As time passed the leg, especially the segment below the fracture site, failed to grow and after ten years the foot was found to have markedly impaired sensation. The leg was 8 cm shorter than the left and the foot was several sizes smaller.
At this stage, a below-knee amputation was done. It is felt that this cessation of growth was an unusual sequela to a Volkmann's ischemic paralysis.
C.S. is a 13-year-old female who was in good health until February 1960, when she developed albuminuria associated with the rapid onset of generalized edema following an upper-respiratory infection. In March 1960, the diagnosis of lipoid nephrosis was made at a nearby university medical center. A dramatic diuresis followed treatment with corticosteroids. Despite this diuresis she continued to demonstrate proteinuria and the edema worsened, even though the administration of the corticosteroids was maintained.
In June 1960, the girl was readmitted to the same center. Femoral venipuncture was used for admission laboratory studies and several days later acute right femoral artery blockade developed; endarterectomy and vascular prosthesis insertion were necessary. Gangrene of the foot and lower leg developed despite this treatment and on June 28, 1960, a below-knee amputation was performed and she was referred to this institution for rehabilitation.
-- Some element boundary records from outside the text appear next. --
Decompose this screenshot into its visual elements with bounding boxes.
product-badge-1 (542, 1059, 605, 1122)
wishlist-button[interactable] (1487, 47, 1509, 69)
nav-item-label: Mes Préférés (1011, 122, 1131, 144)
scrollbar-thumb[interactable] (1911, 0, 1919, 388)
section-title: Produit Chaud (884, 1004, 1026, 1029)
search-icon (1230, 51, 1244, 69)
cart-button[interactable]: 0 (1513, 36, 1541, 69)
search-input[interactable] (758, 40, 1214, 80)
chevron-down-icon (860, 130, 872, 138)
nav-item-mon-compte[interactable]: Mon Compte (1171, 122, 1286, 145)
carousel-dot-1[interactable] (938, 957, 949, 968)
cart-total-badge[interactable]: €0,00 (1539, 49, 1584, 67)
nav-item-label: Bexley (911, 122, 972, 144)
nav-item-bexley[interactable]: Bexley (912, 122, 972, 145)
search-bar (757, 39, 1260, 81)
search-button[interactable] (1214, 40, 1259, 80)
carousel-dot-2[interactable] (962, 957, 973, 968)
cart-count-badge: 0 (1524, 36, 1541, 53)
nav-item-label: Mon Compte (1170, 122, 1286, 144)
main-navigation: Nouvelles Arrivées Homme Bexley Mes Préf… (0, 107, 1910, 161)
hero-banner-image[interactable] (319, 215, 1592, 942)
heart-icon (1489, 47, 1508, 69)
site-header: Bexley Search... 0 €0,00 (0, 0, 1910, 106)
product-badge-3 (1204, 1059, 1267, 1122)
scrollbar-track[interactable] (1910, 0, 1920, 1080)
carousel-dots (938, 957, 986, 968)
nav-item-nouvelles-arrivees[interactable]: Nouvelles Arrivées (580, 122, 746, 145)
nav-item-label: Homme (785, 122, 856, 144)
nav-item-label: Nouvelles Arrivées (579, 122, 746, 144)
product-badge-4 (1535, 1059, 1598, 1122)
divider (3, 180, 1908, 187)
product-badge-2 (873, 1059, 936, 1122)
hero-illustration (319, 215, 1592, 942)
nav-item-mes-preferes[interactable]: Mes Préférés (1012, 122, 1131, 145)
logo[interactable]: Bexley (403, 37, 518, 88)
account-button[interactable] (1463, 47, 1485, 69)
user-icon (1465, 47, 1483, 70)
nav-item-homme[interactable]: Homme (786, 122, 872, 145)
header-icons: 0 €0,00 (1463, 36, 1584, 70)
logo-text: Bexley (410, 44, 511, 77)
She was successfully fitted with a patellar-tendon-bearing prosthesis and continues to utilize this device with an excellent gait. No treatment with corticosteroids has been necessary for the past six years. The etiology of the acute vascular insufficiency was not definitely established.
Three cases of unusual indications for lower-extremity amputation in children are presented. Included is a case of diffuse deep vascular hamartomata, a case of cessation of limb growth following Volkmann's ischemic paralysis, and a case possibly representing thromboembolism following corticosteroid therapy.
William E. Gazeley, M.D. and Carl A. Paulsen, M.D. are associated with the Sunnyview Hospital and Rehabilitation Center Schenectady, New York
1. Clark, R.; Hoyt, W.Ak; and Fitzsimmons, L.: "Immediate Postsurgical Fitting of Prostheses for Bilateral Amputations," Inter-Clin. Information Bull., 8:1-8, July 1969.
2. Goidanich, J.F., and Campanacci, M.: "Vascular Hamartomata and Infantile Angioectatic Osteohyperplasia of the Extremities. A Study of Ninety-four Cases," J. Bone and Joint Surg., 44-A:815-8A2, July 1962.
3. Hagen, R.; Matthews, J.G.; and Nixon, J. J.: "Varicella Gangrenosa," Inter-Clin. Information Bull., 8:9-19, May 1969.
4. King, R.E.; Marks, T.W.; and Canaan, R.: "Meningococcemia and Diarrhea With Gangrene," Inter-Clin. Information Bull., 8:1-8, Mar. 1969.